Sir Robert Borden

Sir Robert Borden

1854-1937

 

Borden was prime minister between 1911 and 1920 and successfully garnered international recognition of Canada as an autonomous dominion. He formed a Union Government to lead Canada during the final difficult years of the First World War and he visited the war fronts several times. Ill health forced him to leave politics in 1920.

For 30 years (1907-1937), Borden lived at 201 Wurtemburg St. just north of Rideau St. in a house called “Glensmere” (His wife Laura lived there for another three years). Borden had already bought a lot on Marlborough Ave. on which to build but was persuaded by his wife to buy Glensmere, which backed onto the Rideau River, instead.

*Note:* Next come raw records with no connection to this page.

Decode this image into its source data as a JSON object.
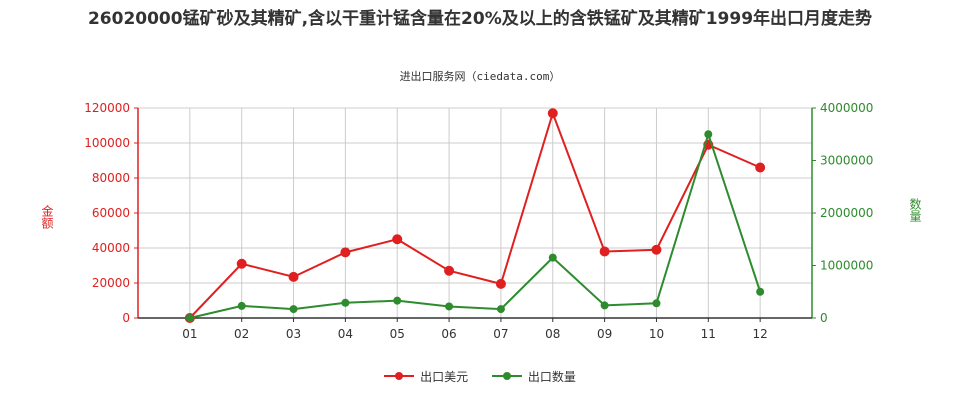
{
  "title": "26020000锰矿砂及其精矿,含以干重计锰含量在20%及以上的含铁锰矿及其精矿1999年出口月度走势",
  "source": "进出口服务网（ciedata.com）",
  "colors": {
    "series1": "#e02020",
    "series2": "#2e8b2e",
    "grid": "#cccccc",
    "axis": "#333333"
  },
  "chart_data": {
    "type": "line",
    "title": "26020000锰矿砂及其精矿,含以干重计锰含量在20%及以上的含铁锰矿及其精矿1999年出口月度走势",
    "categories": [
      "01",
      "02",
      "03",
      "04",
      "05",
      "06",
      "07",
      "08",
      "09",
      "10",
      "11",
      "12"
    ],
    "ylabel_left": "金额",
    "ylabel_right": "数量",
    "ylim_left": [
      0,
      120000
    ],
    "yticks_left": [
      0,
      20000,
      40000,
      60000,
      80000,
      100000,
      120000
    ],
    "ylim_right": [
      0,
      4000000
    ],
    "yticks_right": [
      0,
      1000000,
      2000000,
      3000000,
      4000000
    ],
    "grid": true,
    "legend_position": "bottom",
    "series": [
      {
        "name": "出口美元",
        "axis": "left",
        "values": [
          0,
          31000,
          23500,
          37500,
          45000,
          27000,
          19500,
          117000,
          38000,
          39000,
          99000,
          86000
        ]
      },
      {
        "name": "出口数量",
        "axis": "right",
        "values": [
          0,
          230000,
          170000,
          290000,
          330000,
          220000,
          170000,
          1150000,
          240000,
          280000,
          3500000,
          500000
        ]
      }
    ]
  }
}
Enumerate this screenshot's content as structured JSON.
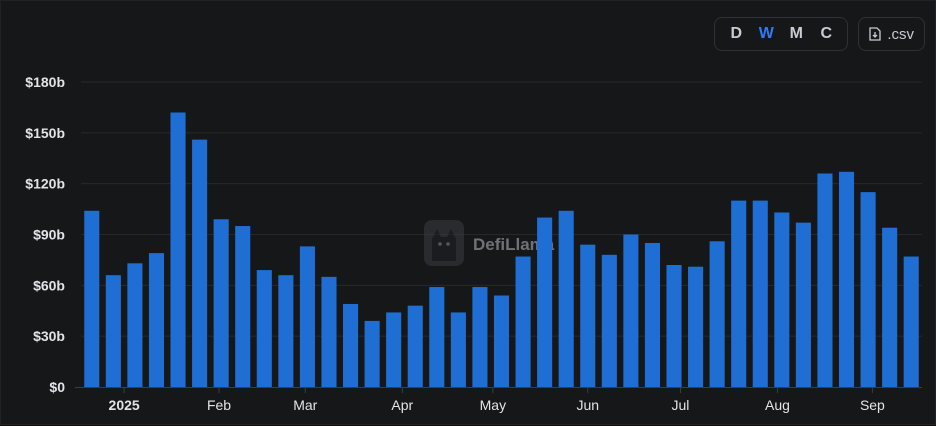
{
  "toolbar": {
    "granularity": [
      {
        "label": "D",
        "active": false
      },
      {
        "label": "W",
        "active": true
      },
      {
        "label": "M",
        "active": false
      },
      {
        "label": "C",
        "active": false
      }
    ],
    "csv_label": ".csv",
    "csv_icon": "file-download-icon"
  },
  "watermark": {
    "text": "DefiLlama",
    "icon": "llama-logo-icon"
  },
  "colors": {
    "bar": "#1f6ed4",
    "accent": "#2f7bf6",
    "grid": "#26282d",
    "axis": "#3a3d44"
  },
  "chart_data": {
    "type": "bar",
    "title": "",
    "xlabel": "",
    "ylabel": "",
    "ylim": [
      0,
      180
    ],
    "y_ticks": [
      {
        "value": 0,
        "label": "$0"
      },
      {
        "value": 30,
        "label": "$30b"
      },
      {
        "value": 60,
        "label": "$60b"
      },
      {
        "value": 90,
        "label": "$90b"
      },
      {
        "value": 120,
        "label": "$120b"
      },
      {
        "value": 150,
        "label": "$150b"
      },
      {
        "value": 180,
        "label": "$180b"
      }
    ],
    "x_ticks": [
      {
        "label": "2025",
        "at_bar": 1.5,
        "bold": true
      },
      {
        "label": "Feb",
        "at_bar": 5.9
      },
      {
        "label": "Mar",
        "at_bar": 9.9
      },
      {
        "label": "Apr",
        "at_bar": 14.4
      },
      {
        "label": "May",
        "at_bar": 18.6
      },
      {
        "label": "Jun",
        "at_bar": 23.0
      },
      {
        "label": "Jul",
        "at_bar": 27.3
      },
      {
        "label": "Aug",
        "at_bar": 31.8
      },
      {
        "label": "Sep",
        "at_bar": 36.2
      }
    ],
    "series": [
      {
        "values": [
          104,
          66,
          73,
          79,
          162,
          146,
          99,
          95,
          69,
          66,
          83,
          65,
          49,
          39,
          44,
          48,
          59,
          44,
          59,
          54,
          77,
          100,
          104,
          84,
          78,
          90,
          85,
          72,
          71,
          86,
          110,
          110,
          103,
          97,
          126,
          127,
          115,
          94,
          77
        ]
      }
    ],
    "grid": true,
    "legend": "none"
  }
}
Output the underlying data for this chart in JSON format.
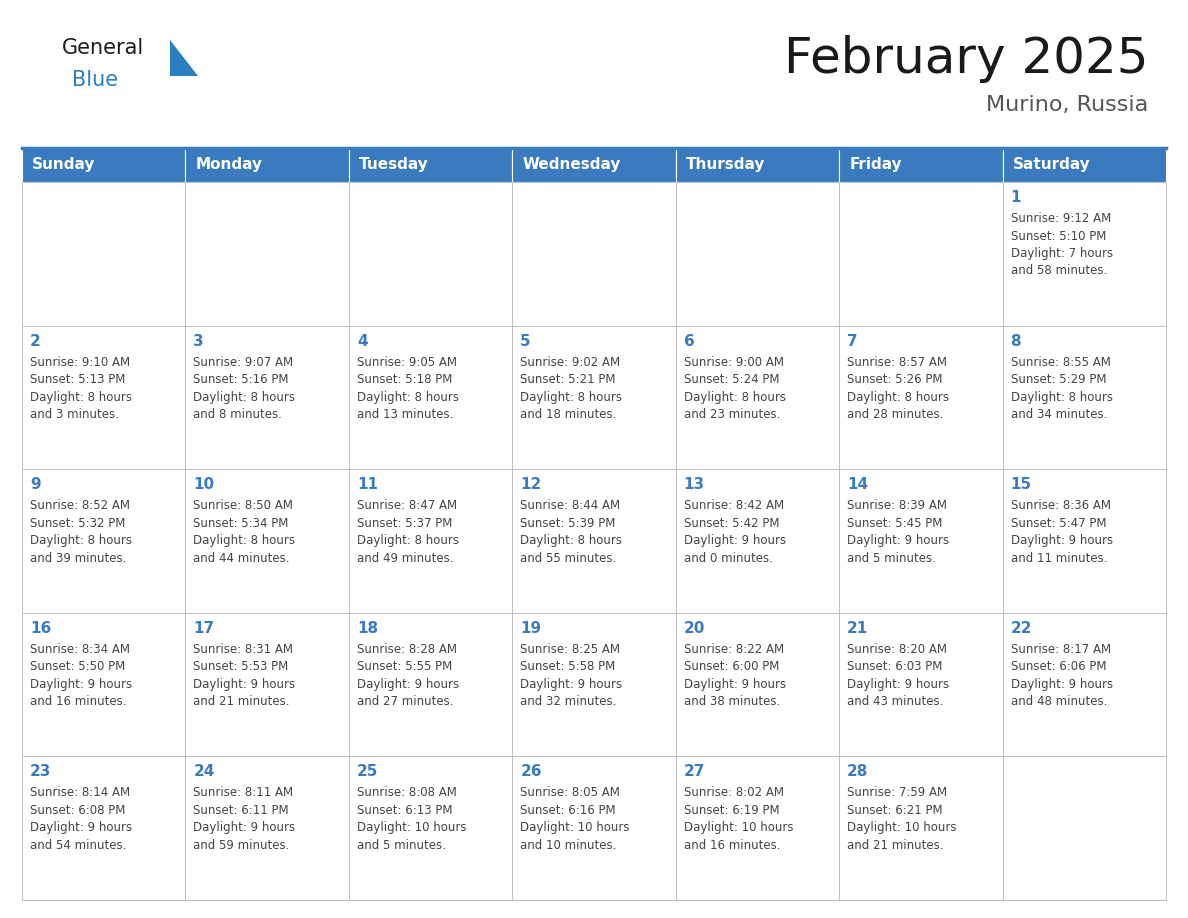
{
  "title": "February 2025",
  "subtitle": "Murino, Russia",
  "days_of_week": [
    "Sunday",
    "Monday",
    "Tuesday",
    "Wednesday",
    "Thursday",
    "Friday",
    "Saturday"
  ],
  "header_bg": "#3a7abf",
  "header_text": "#ffffff",
  "cell_bg": "#ffffff",
  "day_num_color": "#3a7abf",
  "text_color": "#444444",
  "border_color": "#bbbbbb",
  "title_color": "#1a1a1a",
  "subtitle_color": "#555555",
  "logo_general_color": "#1a1a1a",
  "logo_blue_color": "#2a7fc0",
  "calendar_data": [
    [
      {
        "day": null,
        "info": ""
      },
      {
        "day": null,
        "info": ""
      },
      {
        "day": null,
        "info": ""
      },
      {
        "day": null,
        "info": ""
      },
      {
        "day": null,
        "info": ""
      },
      {
        "day": null,
        "info": ""
      },
      {
        "day": 1,
        "info": "Sunrise: 9:12 AM\nSunset: 5:10 PM\nDaylight: 7 hours\nand 58 minutes."
      }
    ],
    [
      {
        "day": 2,
        "info": "Sunrise: 9:10 AM\nSunset: 5:13 PM\nDaylight: 8 hours\nand 3 minutes."
      },
      {
        "day": 3,
        "info": "Sunrise: 9:07 AM\nSunset: 5:16 PM\nDaylight: 8 hours\nand 8 minutes."
      },
      {
        "day": 4,
        "info": "Sunrise: 9:05 AM\nSunset: 5:18 PM\nDaylight: 8 hours\nand 13 minutes."
      },
      {
        "day": 5,
        "info": "Sunrise: 9:02 AM\nSunset: 5:21 PM\nDaylight: 8 hours\nand 18 minutes."
      },
      {
        "day": 6,
        "info": "Sunrise: 9:00 AM\nSunset: 5:24 PM\nDaylight: 8 hours\nand 23 minutes."
      },
      {
        "day": 7,
        "info": "Sunrise: 8:57 AM\nSunset: 5:26 PM\nDaylight: 8 hours\nand 28 minutes."
      },
      {
        "day": 8,
        "info": "Sunrise: 8:55 AM\nSunset: 5:29 PM\nDaylight: 8 hours\nand 34 minutes."
      }
    ],
    [
      {
        "day": 9,
        "info": "Sunrise: 8:52 AM\nSunset: 5:32 PM\nDaylight: 8 hours\nand 39 minutes."
      },
      {
        "day": 10,
        "info": "Sunrise: 8:50 AM\nSunset: 5:34 PM\nDaylight: 8 hours\nand 44 minutes."
      },
      {
        "day": 11,
        "info": "Sunrise: 8:47 AM\nSunset: 5:37 PM\nDaylight: 8 hours\nand 49 minutes."
      },
      {
        "day": 12,
        "info": "Sunrise: 8:44 AM\nSunset: 5:39 PM\nDaylight: 8 hours\nand 55 minutes."
      },
      {
        "day": 13,
        "info": "Sunrise: 8:42 AM\nSunset: 5:42 PM\nDaylight: 9 hours\nand 0 minutes."
      },
      {
        "day": 14,
        "info": "Sunrise: 8:39 AM\nSunset: 5:45 PM\nDaylight: 9 hours\nand 5 minutes."
      },
      {
        "day": 15,
        "info": "Sunrise: 8:36 AM\nSunset: 5:47 PM\nDaylight: 9 hours\nand 11 minutes."
      }
    ],
    [
      {
        "day": 16,
        "info": "Sunrise: 8:34 AM\nSunset: 5:50 PM\nDaylight: 9 hours\nand 16 minutes."
      },
      {
        "day": 17,
        "info": "Sunrise: 8:31 AM\nSunset: 5:53 PM\nDaylight: 9 hours\nand 21 minutes."
      },
      {
        "day": 18,
        "info": "Sunrise: 8:28 AM\nSunset: 5:55 PM\nDaylight: 9 hours\nand 27 minutes."
      },
      {
        "day": 19,
        "info": "Sunrise: 8:25 AM\nSunset: 5:58 PM\nDaylight: 9 hours\nand 32 minutes."
      },
      {
        "day": 20,
        "info": "Sunrise: 8:22 AM\nSunset: 6:00 PM\nDaylight: 9 hours\nand 38 minutes."
      },
      {
        "day": 21,
        "info": "Sunrise: 8:20 AM\nSunset: 6:03 PM\nDaylight: 9 hours\nand 43 minutes."
      },
      {
        "day": 22,
        "info": "Sunrise: 8:17 AM\nSunset: 6:06 PM\nDaylight: 9 hours\nand 48 minutes."
      }
    ],
    [
      {
        "day": 23,
        "info": "Sunrise: 8:14 AM\nSunset: 6:08 PM\nDaylight: 9 hours\nand 54 minutes."
      },
      {
        "day": 24,
        "info": "Sunrise: 8:11 AM\nSunset: 6:11 PM\nDaylight: 9 hours\nand 59 minutes."
      },
      {
        "day": 25,
        "info": "Sunrise: 8:08 AM\nSunset: 6:13 PM\nDaylight: 10 hours\nand 5 minutes."
      },
      {
        "day": 26,
        "info": "Sunrise: 8:05 AM\nSunset: 6:16 PM\nDaylight: 10 hours\nand 10 minutes."
      },
      {
        "day": 27,
        "info": "Sunrise: 8:02 AM\nSunset: 6:19 PM\nDaylight: 10 hours\nand 16 minutes."
      },
      {
        "day": 28,
        "info": "Sunrise: 7:59 AM\nSunset: 6:21 PM\nDaylight: 10 hours\nand 21 minutes."
      },
      {
        "day": null,
        "info": ""
      }
    ]
  ]
}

Although a beautiful house (its architect F.J. Alexander had also designed the interior of the Library of Parliament), it was badly insulated and two radiators froze the first two years the Bordens lived there.

Borden also noted later that the location had a number of disadvantages at the time: the street was in terrible condition and the land at the back of the property was being eroded by the river; Macdonald Gardens across the street did not exist yet and was the former site of the Sandy Hill cemeteries.[1] The land remained unkempt, attracting shady characters at night until it was turned into a park in 1912. In 1942, Glensmere became the embassy of the Republic of China. It was demolished in 1970 to be replaced by the Watergate apartment building.

Sir Robert Borden speaking to the officers and men of a Canadian brigade on the Western front, July 1918 (LAC MIKAN 3522177)

A reserved man, Borden was not a natural politician and he came to politics late (at age 42) after being recruited by Charles Tupper at a dinner at the latter’s Ottawa home. He assumed the leadership of the Conservative Party reluctantly in 1901 and although he made his acceptance conditional on being in the post no longer than one year, he stayed on to become prime minister in 1911 and lead the country until his resignation in 1920. Borden disliked pomp and ceremony and never felt fully comfortable with the knighthood he had received in 1913. Before his death, he told his nephew “none of this ‘Sir’ stuff at the cemetery, just plain Robert Laird Borden.” (Borden, 1971)

Borden was a voracious reader and lover of poetry. Gifted with an unusual memory, he could recite whole poems verbatim. He wrote in 1932 — five years before he died — that “books, some business avocation, my wild garden, the birds and the flowers, a little golf, and a great deal of life in the open — these together make up the fullness of my days.” The books were often by Dickens, Scott and Shakespeare. The business “avocation” was his presidency of the Barclay’s Bank of Canada and the Crown Life Insurance Co.

Borden took great pride in his garden and over the years he and his wife established a number of rockeries, planted trees and paved paths on the slope leading to the river. There, he liked to observe birds: he counted 25 different species, most nesting in his garden. During the summer, he sometimes slept out doors the better to experience nature.

In 1934, Borden was asked to speak at the opening of the new public library on Rideau St. He recalled with some mirth in his diary that the then-mayor of Ottawa extolled the value of literature by praising Homer for having acquainted the world with Alexander the Great.

Borden was a parishioner of All Saints Anglican Church (Chapel and Laurier) for 37 years and a memorial window in the church is dedicated to him. A thousand Great War veterans formed a guard of honour along Laurier Ave. while many thousands of mourners lined the procession route between Glensmere and All Saints for his state funeral in 1937. The cortège was led by a troop of 33 RCMP officers under the command of Superintendent J.M. Tupper, son of Borden’s former law partner and grand-son of Prime Minister Sir Charles Tupper. Borden is buried in Beechwood Cemetery.

[1] The cemeteries opened in about 1845 and closed to burials in 1872 at about the time Beechwood and Notre Dame cemeteries opened further out of town. The cemeteries had been divided into four lots for Anglicans, Presbyterians, Wesleyan Methodists and Catholics.